Python Data Types
In Python, every value has a data type. Python’s dynamic nature means that the data type of a variable is inferred when a value is assigned to it. Understanding Python's various data types helps in writing efficient and effective code. Python supports different types of numbers, collections, sequences, and more.
Common Python Data Types
- Numbers (Integers and Floats)
- Complex Numbers
- Strings
- Booleans
- Lists
- Tuples
- Dictionaries
- Sets
- Ranges
- None Type
Numbers (Integers and Floats)
Python supports integers (whole numbers) and floating-point numbers (numbers with decimals). Integers do not have a decimal point, while floats include a decimal.
Example
# Working with integers and floats
x = 10 # Integer
y = 3.14 # Float
print(x)
print(y)
Output
10
3.14
Explanation: The variable x
holds an integer value, and y
holds a floating-point number. Python automatically assigns the correct type based on the value provided.
Complex Numbers
Python natively supports complex numbers. A complex number consists of a real part and an imaginary part. The imaginary part is denoted with a j
.
Example
# Working with complex numbers
z = 2 + 3j
print(z)
print(z.real)
print(z.imag)
Output
(2+3j)
2.0
3.0
Explanation: The variable z
holds a complex number. Using z.real
and z.imag
retrieves the real and imaginary parts of the complex number.
Strings
Strings are sequences of characters enclosed in single, double, or triple quotes. Python strings are immutable, meaning once created, they cannot be modified.
Example
# Working with strings
name = "Python"
print(name)
long_text = """This is a multi-line
string in Python."""
print(long_text)
Output
Python
This is a multi-line
string in Python.
Explanation: Strings can be defined with single, double, or triple quotes. Triple quotes allow multi-line strings, which are useful for longer text blocks.
Booleans
Booleans represent truth values: either True
or False
. They are commonly used in conditions and comparisons.
Example
# Working with booleans
is_python_fun = True
print(is_python_fun)
print(10 > 5) # Comparison returns a boolean
Output
True
True
Explanation: Boolean variables hold values of True
or False
. Comparisons like 10 > 5
return boolean values as well.
Lists
Lists are ordered, mutable collections of items. They are defined using square brackets and can hold any type of data, including numbers, strings, or even other lists.
Example
# Working with lists
fruits = ["Apple", "Banana", "Cherry"]
print(fruits)
fruits.append("Mango")
print(fruits)
Output
["Apple", "Banana", "Cherry"]
["Apple", "Banana", "Cherry", "Mango"]
Explanation: Lists are mutable, meaning you can change, add, or remove elements after the list has been created. The append()

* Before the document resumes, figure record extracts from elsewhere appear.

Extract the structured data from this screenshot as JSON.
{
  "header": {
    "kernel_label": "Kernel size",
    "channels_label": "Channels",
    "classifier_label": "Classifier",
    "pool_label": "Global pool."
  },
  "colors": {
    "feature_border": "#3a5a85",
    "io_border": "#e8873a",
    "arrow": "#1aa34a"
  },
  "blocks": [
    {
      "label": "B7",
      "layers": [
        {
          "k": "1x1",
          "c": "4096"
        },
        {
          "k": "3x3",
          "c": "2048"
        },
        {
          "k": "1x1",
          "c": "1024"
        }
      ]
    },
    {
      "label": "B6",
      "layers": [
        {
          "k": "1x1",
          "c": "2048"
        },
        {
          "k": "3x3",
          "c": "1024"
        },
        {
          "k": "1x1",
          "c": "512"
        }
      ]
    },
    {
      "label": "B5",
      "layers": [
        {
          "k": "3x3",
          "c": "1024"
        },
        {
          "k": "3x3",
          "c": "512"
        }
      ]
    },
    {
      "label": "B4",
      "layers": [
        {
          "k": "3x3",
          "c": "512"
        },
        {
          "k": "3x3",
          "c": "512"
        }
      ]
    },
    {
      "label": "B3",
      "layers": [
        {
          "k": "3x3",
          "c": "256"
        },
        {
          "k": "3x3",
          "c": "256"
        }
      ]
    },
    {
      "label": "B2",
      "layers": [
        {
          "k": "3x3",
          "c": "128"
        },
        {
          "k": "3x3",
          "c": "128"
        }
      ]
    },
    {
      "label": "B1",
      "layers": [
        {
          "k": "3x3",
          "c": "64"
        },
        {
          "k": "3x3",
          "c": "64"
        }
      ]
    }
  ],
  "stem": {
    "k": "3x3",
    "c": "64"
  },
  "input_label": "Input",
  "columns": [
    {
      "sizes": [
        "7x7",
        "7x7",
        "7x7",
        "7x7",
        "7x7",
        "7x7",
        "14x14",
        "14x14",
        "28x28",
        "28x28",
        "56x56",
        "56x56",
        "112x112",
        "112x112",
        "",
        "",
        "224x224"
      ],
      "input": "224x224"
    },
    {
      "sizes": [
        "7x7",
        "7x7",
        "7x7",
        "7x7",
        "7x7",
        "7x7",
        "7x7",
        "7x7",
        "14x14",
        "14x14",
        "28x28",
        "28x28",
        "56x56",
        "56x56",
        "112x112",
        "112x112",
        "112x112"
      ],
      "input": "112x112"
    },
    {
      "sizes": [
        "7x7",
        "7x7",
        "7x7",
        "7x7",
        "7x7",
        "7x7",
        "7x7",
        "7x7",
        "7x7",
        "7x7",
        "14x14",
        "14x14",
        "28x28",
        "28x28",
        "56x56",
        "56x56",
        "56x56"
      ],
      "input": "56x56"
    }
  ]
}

method adds an item to the list.
Tuples
Tuples are similar to lists, but they are immutable, meaning their values cannot be changed after they are created. They are defined using parentheses.
Example
# Working with tuples
coordinates = (10, 20)
print(coordinates)
Output
(10, 20)
Explanation: The variable coordinates
holds a tuple with two values, 10 and 20. Tuples are immutable, so once created, their values cannot be modified.
Dictionaries
Dictionaries are collections of key-value pairs. They are unordered, mutable, and defined using curly braces. You can access values by using their corresponding keys.
Example
# Working with dictionaries
person = {"name": "Alice", "age": 30}
print(person["name"])
print(person["age"])
Output
Alice
30
Explanation: The variable person
is a dictionary that holds the key-value pairs for a person's name and age. You can access the values by using their keys, such as person["name"]
.
Sets
Sets are unordered collections of unique items. They are defined using curly braces or the set()

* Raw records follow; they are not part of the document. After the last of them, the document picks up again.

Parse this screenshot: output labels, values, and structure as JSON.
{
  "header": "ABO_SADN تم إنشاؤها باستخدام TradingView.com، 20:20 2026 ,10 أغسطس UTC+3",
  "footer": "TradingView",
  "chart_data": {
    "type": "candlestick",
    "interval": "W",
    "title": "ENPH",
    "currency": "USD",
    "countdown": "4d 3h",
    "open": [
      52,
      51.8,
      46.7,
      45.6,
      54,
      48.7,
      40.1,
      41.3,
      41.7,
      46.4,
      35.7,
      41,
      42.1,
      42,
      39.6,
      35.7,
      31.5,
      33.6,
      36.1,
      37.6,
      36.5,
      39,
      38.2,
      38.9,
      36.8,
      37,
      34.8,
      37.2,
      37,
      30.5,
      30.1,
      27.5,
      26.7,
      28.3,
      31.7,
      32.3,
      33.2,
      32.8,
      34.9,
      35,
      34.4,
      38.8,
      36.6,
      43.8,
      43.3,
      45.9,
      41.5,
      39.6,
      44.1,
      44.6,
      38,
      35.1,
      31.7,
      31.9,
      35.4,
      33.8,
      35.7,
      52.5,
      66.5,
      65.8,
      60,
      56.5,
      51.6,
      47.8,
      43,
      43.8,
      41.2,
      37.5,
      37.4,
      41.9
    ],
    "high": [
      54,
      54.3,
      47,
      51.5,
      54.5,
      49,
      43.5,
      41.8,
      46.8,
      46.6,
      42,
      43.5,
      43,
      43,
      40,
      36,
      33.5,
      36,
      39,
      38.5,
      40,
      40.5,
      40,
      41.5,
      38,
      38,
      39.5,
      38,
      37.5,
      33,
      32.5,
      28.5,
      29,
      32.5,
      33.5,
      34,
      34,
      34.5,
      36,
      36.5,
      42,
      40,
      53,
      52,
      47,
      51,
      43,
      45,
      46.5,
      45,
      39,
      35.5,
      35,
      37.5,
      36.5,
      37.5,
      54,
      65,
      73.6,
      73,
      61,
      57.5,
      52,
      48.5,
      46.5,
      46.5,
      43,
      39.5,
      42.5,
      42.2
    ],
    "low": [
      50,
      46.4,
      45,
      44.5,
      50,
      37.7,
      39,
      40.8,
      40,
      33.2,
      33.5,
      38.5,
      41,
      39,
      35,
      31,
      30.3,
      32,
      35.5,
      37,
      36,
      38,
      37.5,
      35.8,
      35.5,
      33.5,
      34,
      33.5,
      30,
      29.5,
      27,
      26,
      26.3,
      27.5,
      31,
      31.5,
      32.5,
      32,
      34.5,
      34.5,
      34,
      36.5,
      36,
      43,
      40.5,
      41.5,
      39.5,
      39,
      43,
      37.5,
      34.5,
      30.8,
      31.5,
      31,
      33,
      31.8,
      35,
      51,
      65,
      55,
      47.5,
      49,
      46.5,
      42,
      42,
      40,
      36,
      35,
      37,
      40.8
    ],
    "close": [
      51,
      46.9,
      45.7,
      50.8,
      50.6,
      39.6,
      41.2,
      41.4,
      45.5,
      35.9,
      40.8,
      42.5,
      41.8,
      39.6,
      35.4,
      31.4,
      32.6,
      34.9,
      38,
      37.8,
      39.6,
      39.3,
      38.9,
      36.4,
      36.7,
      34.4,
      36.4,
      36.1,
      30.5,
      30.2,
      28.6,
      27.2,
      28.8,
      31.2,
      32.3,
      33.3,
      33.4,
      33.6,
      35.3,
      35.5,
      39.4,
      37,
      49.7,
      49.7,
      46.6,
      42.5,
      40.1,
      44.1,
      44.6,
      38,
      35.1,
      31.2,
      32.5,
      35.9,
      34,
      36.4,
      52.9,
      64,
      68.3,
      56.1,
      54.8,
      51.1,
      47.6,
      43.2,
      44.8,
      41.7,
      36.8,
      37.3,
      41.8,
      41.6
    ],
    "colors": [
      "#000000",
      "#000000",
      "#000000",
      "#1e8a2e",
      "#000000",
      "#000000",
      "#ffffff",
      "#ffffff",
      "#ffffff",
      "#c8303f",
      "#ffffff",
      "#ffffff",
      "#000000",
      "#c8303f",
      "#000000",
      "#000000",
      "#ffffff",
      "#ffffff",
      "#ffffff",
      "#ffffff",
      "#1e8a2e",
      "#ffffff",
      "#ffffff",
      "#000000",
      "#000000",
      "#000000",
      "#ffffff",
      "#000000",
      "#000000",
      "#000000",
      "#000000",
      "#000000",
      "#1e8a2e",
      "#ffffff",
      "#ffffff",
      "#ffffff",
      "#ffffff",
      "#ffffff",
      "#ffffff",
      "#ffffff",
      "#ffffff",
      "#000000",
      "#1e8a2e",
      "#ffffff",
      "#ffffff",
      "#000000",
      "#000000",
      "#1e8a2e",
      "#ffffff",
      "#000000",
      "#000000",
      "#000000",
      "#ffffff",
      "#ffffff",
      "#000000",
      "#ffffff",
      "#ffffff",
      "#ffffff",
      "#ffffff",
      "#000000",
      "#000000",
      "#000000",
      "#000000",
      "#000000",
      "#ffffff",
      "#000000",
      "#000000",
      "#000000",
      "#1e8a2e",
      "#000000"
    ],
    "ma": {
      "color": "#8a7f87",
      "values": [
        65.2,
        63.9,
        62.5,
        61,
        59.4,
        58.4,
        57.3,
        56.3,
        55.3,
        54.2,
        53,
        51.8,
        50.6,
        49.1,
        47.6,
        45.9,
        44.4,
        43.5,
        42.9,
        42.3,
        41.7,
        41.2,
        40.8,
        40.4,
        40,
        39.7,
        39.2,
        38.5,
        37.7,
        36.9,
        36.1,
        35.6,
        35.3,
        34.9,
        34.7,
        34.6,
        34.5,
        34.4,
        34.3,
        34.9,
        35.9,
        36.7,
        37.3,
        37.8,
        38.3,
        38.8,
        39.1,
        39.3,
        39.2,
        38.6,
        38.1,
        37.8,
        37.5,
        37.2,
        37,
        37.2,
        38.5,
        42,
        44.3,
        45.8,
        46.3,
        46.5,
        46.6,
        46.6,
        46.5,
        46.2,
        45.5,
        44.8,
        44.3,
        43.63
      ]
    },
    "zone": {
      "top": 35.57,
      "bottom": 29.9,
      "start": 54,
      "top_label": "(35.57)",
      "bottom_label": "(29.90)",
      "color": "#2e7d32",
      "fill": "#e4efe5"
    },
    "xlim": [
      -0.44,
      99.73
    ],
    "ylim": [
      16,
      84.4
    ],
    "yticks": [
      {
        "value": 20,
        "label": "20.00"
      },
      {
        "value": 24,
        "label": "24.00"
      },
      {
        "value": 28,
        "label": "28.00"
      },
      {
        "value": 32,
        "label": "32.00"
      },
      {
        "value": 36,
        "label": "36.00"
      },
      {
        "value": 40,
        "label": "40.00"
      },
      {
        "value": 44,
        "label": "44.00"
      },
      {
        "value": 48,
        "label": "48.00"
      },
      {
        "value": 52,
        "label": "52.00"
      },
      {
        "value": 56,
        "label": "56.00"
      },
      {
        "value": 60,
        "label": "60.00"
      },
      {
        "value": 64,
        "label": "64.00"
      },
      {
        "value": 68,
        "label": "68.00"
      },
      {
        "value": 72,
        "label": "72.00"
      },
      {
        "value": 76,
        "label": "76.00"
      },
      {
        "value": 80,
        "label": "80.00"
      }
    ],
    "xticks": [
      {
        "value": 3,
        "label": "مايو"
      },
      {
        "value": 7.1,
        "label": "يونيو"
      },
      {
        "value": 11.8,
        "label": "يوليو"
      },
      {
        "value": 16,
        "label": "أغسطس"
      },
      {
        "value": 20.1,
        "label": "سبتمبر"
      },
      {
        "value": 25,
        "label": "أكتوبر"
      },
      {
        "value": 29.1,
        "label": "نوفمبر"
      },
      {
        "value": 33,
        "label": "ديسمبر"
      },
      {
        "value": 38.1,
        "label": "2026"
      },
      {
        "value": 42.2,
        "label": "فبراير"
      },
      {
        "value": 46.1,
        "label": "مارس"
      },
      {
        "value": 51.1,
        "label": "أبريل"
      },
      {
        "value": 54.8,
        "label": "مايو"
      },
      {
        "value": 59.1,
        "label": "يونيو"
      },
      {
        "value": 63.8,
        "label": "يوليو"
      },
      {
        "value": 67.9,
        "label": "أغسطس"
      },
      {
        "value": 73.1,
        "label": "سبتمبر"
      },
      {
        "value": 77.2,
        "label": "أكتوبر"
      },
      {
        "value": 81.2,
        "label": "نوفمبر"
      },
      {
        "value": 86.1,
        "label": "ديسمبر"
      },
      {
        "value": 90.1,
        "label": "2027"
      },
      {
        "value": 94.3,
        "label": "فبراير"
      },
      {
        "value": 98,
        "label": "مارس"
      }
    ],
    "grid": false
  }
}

function. Duplicate values are automatically removed in sets.
Example
# Working with sets
unique_numbers = {1, 2, 3, 3, 2, 1}
print(unique_numbers)
Output
{1, 2, 3}
Explanation: The variable unique_numbers
is a set, and any duplicate values are removed automatically. In this case, {1, 2, 3}
remains after removing duplicates.
Ranges
The range()
function returns a sequence of numbers. It is often used in loops and can take three parameters: start, stop, and step.
Example
# Working with range
numbers = range(1, 6)
for number in numbers:
print(number)
Output
1
2
3
4
5
Explanation: The range()
function generates a sequence of numbers from 1 to 5. It is often used in loops to iterate over a series of numbers.
None Type
The None
data type represents the absence of a value. It is commonly used to signify that a variable has no value or to return a null value from a function.
Example
# Using None
x = None
print(x)
Output
None
Explanation: The variable x
is assigned the value None
, which signifies that it holds no value. None
is often used to indicate the absence of a value.